CARAPANDANG - Presiden Prabowo Subianto menargetkan penutupan sedikitnya 700 Badan Usaha Milik Negara (BUMN) yang dinilai tidak produktif hingga 31 Desember 2026. Pernyataan ini disampaikan dalam pidato penutupan Muktamar ke-35 Nahdlatul Ulama (NU) di Pondok Pesantren Bahrul Ulum, Tambakberas, Jombang, Senin (31/8/2026).
“Pemerintahan yang saya pimpin, Desember 31, 2026, kami akan menutup lagi paling sedikit 700 lagi yang akan kami tutup. Jadi nanti hanya tinggal mungkin 250 BUMN. Tinggal 200-250,” ujar Prabowo.
Langkah ini merupakan kelanjutan dari kebijakan perampingan yang telah dilakukan pemerintahan Prabowo. Dalam kurun waktu kurang dari dua tahun, pemerintah telah menutup 290 BUMN yang tidak menguntungkan dan berkinerja buruk.

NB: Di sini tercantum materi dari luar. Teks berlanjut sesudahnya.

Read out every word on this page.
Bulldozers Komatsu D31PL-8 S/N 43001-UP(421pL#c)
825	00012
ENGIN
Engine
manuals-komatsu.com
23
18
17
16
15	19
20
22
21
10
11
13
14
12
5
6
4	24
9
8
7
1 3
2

Dari penutupan tersebut, negara berhasil menghemat Rp50 triliun dari biaya operasional, termasuk gaji direksi dan komisaris.
Dengan penutupan tambahan 700 BUMN, Prabowo berharap penghematan dapat meningkat menjadi Rp100 triliun. Secara keseluruhan, pemerintah mencatat penghematan di berbagai bidang telah mendekati Rp300 triliun setiap tahun.
“Uang inilah yang kita alihkan, yang kita gelontorkan sebesar-besarnya ke rakyat,” tegas Prabowo.
Ia menambahkan bahwa pemerintah berusaha mengurangi ketergantungan terhadap pinjaman dan jika terpaksa meminjam, akan mengutamakan bunga serendah mungkin.